\[\newcommand{\ind}{\perp\kern-5pt\perp}\]

Definition

A random variable (r.v.) \(X\) is a function that associates a value with every possible outcome \(\omega\in\Omega\). A random variable \(X(\omega)=x\) can map into discrete (e.g. \(x\in\mathbb Z\)) or continuous (e.g. \(x\in\mathbb R\)) values. There could be multiple r.v. associated with the same sample space; and a function of one or more r.v. is in turn a r.v..

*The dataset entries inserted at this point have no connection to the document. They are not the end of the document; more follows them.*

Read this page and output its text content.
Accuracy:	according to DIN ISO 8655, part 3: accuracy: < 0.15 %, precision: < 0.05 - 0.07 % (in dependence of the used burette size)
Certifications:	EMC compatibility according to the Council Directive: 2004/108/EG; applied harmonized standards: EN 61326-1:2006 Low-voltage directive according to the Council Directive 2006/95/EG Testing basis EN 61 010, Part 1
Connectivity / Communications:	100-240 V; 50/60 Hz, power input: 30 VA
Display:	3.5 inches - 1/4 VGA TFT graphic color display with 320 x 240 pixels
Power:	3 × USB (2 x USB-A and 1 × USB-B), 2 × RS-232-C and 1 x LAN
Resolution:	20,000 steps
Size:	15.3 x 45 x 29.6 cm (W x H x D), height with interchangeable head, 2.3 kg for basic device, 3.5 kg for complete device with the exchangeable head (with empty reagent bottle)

Probability mass function (PMF) \(p_X(x)\), on the other hand, is a function that associates a real number to every possible outcome \(\omega\in\Omega\). Or, more formally, \(p_X(x)=\mathbb P(\omega\in\Omega: X(\omega)=x)\). Usual axioms apply:

  • \(p_X(x)\ge0\), non negativity
  • \(\sum_x p_X(x)=1\), normalization

Expectation

Expected value of \(X\) is defined as \(\mu_X=\mathbb E[X]=\sum_x xp_X(x)\) and it can be interpreted as the arithmetic mean (referred by some as “statistical hammer”) of a large number of independent realizations. For infinite sums, expectation needs to be well defined (read unambiguous, especially if \(X\) can also take negative numbers), hence we assume that \(\sum_x \lvert x\rvert p_X(x)<\infty\).

Property Formula
Bounds \(a\le X\le b\implies a\le\mathbb E[X]\le b\)
Non negativity \(X\ge0\implies\mathbb E[X]\ge0\)
Non negativity, with \(X\in\{0,1,\dots,\infty\}\) \(\displaystyle\mathbb E[X]=\sum_{k=0}^\infty\mathbb P(X>k)\)
Law Of The Unconscious Statistician (LOTUS) \(\displaystyle\mathbb E[g(X)]=\sum_x g(x)p_X(x)\)
Indicator, \(\mathbb 1_A=\begin{cases}1&\text{event $A$ occurs}\\0&\text{otherwise}\end{cases}\) \(\mathbb E[\mathbb 1_A]=\mathbb P(A)\)
Linearity \(E[aX+b]=a\mathbb E[X]+b\)

Observe that where \(\mathbb 1_{A\cap B}=\mathbb 1_A\cdot\mathbb 1_B\in\{0,1\}\) is still an indicator r.v., \(\mathbb 1_A+\mathbb 1_B\in\{0,1,2\}\) is not. In this case, \(\mathbb 1_{A\cup B}=\mathbb 1_A+\mathbb 1_B-\mathbb 1_A\mathbb 1_B\), given by the inclusion-exclusion formula.

Variance

Defined as \(\sigma_X^2=\text{var}(X)=\mathbb E[(X-\mathbb E[X])^2]\), variance measures the spread of a PMF and is invariant to location. \(\sigma_X=\sqrt{\sigma_X^2}\) is referred to as standard deviation.

Property Formula
Non negativity (zero only for constants) \(\text{var}(X)\ge0\)
Equivalency \(\text{var}(X)=\mathbb E[X^2]-(\mathbb E[X])^2\)
Bounded \(\displaystyle\text{var}(X)\le\frac{1}{4}(b-a)^2\), if \(a\le X\le b\)
Scaled by the square \(\text{var}(aX)=a^2\text{var}(X)\)
Invariant with respect to location \(\text{var}(X+b)=\text{var}(X)\)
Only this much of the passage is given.